Über Nacht gelang es den Truckern des Freiheitskonvois, die sich in Coutts, Alberta, nahe der Grenze zu Montana versammelt hatten, aufzutanken und sich mit Nachschub zu versorgen. Unterstützer trugen weiterhin dazu bei, die Proteste aufrechtzuerhalten, auch wenn die RCMP sie weiterhin mit einer Blockade umzingelt, die den Handel gestört hat - ein Umstand, den die Regierung den Truckern anzulasten versucht, berichtet The Gateway Pundit.
Aber zurück in Ottawa, wo Hunderte von Demonstranten nach der Freiheits-Kundgebung vom Wochenende am Sitz der kanadischen Regierung kampieren, werden die Einheimischen - und die örtlichen Behörden (die bereits versucht haben, das für die Trucker auf GoFundMe gesammelte Geld zu beschlagnahmen) – zunehmend besorgt, da die Organisatoren erwarten, dass die Zahl der Unterstützer in Ottawa in den kommenden Tagen anschwellen wird, wenn das Wochenende kommt und damit eine weitere Protestwelle.
Die Organisatoren der Bewegung haben versprochen, nicht locker zu lassen, bis die kanadische Regierung einige ihrer drakonischeren Maßnahmen fallen lässt, darunter eine Quarantänevorschrift, die ungeimpften Truckern das Leben im Grunde unmöglich machen würde.
Er räumte ein, dass die Proteste am kommenden Wochenende wahrscheinlich wieder zunehmen werden und dass es »möglicherweise keine polizeiliche Lösung« geben wird, um die ausweglose Situation zu beenden.
Tamara Lich, eine Sprecherin der Demonstranten, sagte, sie und andere Organisatoren seien zunächst von der Beteiligung überrascht gewesen, »aber wir sind jetzt gut organisiert und richten uns ein, bis Kanada wieder eine freie Nation ist.«
Leider scheint die örtliche Polizei hart durchzugreifen; sie hat eine Handvoll Demonstranten wegen einer Reihe von Vorwürfen festgenommen, darunter das Mitführen einer »Waffe« und das »Posten von Drohungen in sozialen Medien.«
Die Polizei bestätigte gegenüber der BBC, dass die Demonstranten aus »allen Teilen Kanadas« und einige sogar aus den USA kamen.
Während sich einige Anwohner über die Störungen beschwert haben, versuchte ein Organisator der Freedom Truckers-Bewegung zu erklären, dass die Schuld für diese Störungen bei der kanadischen Regierung liegt.
»In einer Erklärung sagte Chris Barber, einer der Anführer des Konvois, dass die Gruppe diese Frustrationen verstehe, aber auch von Politikern und Pressevertretern schikaniert werde.«
»Die Verantwortung für Ihre Unannehmlichkeiten liegt ganz klar auf den Schultern der Politiker, die es vorziehen, uns zu verunglimpfen und zu beschimpfen, anstatt sich auf einen respektvollen, ernsthaften Dialog einzulassen«, sagte er.
Aber die BBC wiederholte auch die Lügen der MSM über die Trucker in Coutts und behauptete, sie hätten den Handelsverkehr entlang der Grenze fünf Tage lang blockiert.
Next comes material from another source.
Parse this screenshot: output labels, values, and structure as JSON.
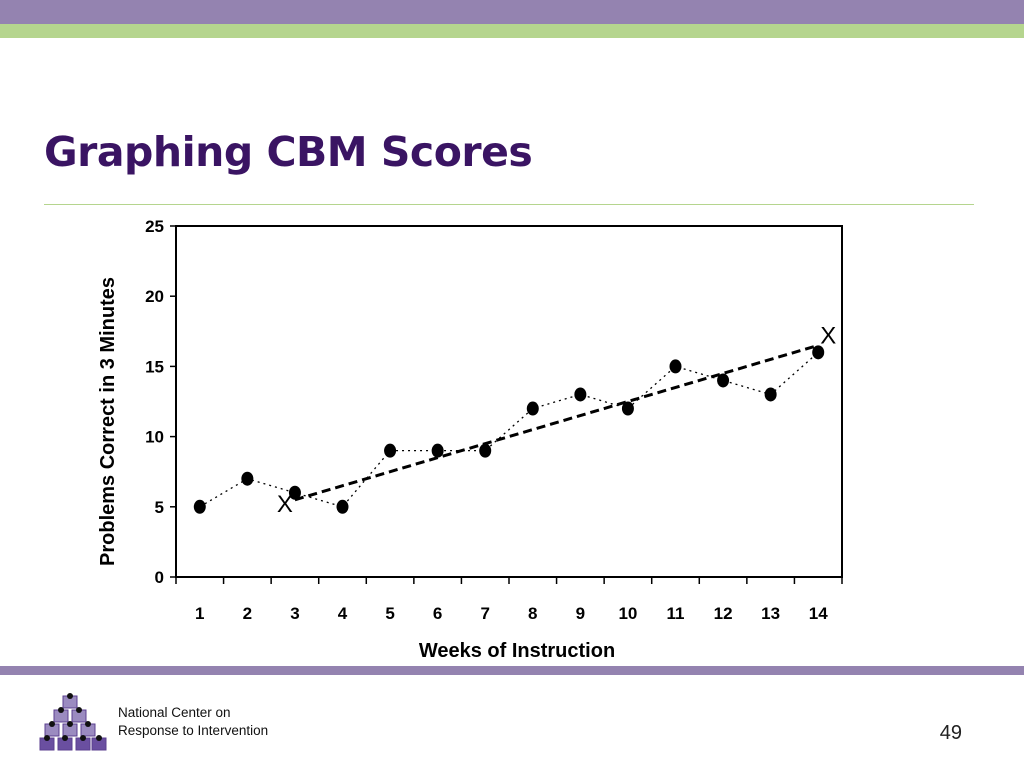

Die Entscheidung, den Verkehr zu blockieren, wurde von der RCMP getroffen, nicht von den Truckern. Die Zeitung zitierte auch den Bürgermeister der kleinen Gemeinde Coutts, der behauptete, die Trucker seien dafür verantwortlich, dass die kleine Gemeinde tagelang von Benzin und Lebensmitteln abgeschnitten war.
Aber auch hier gilt: Die Trucker sind nicht diejenigen, die die Straßensperren errichten.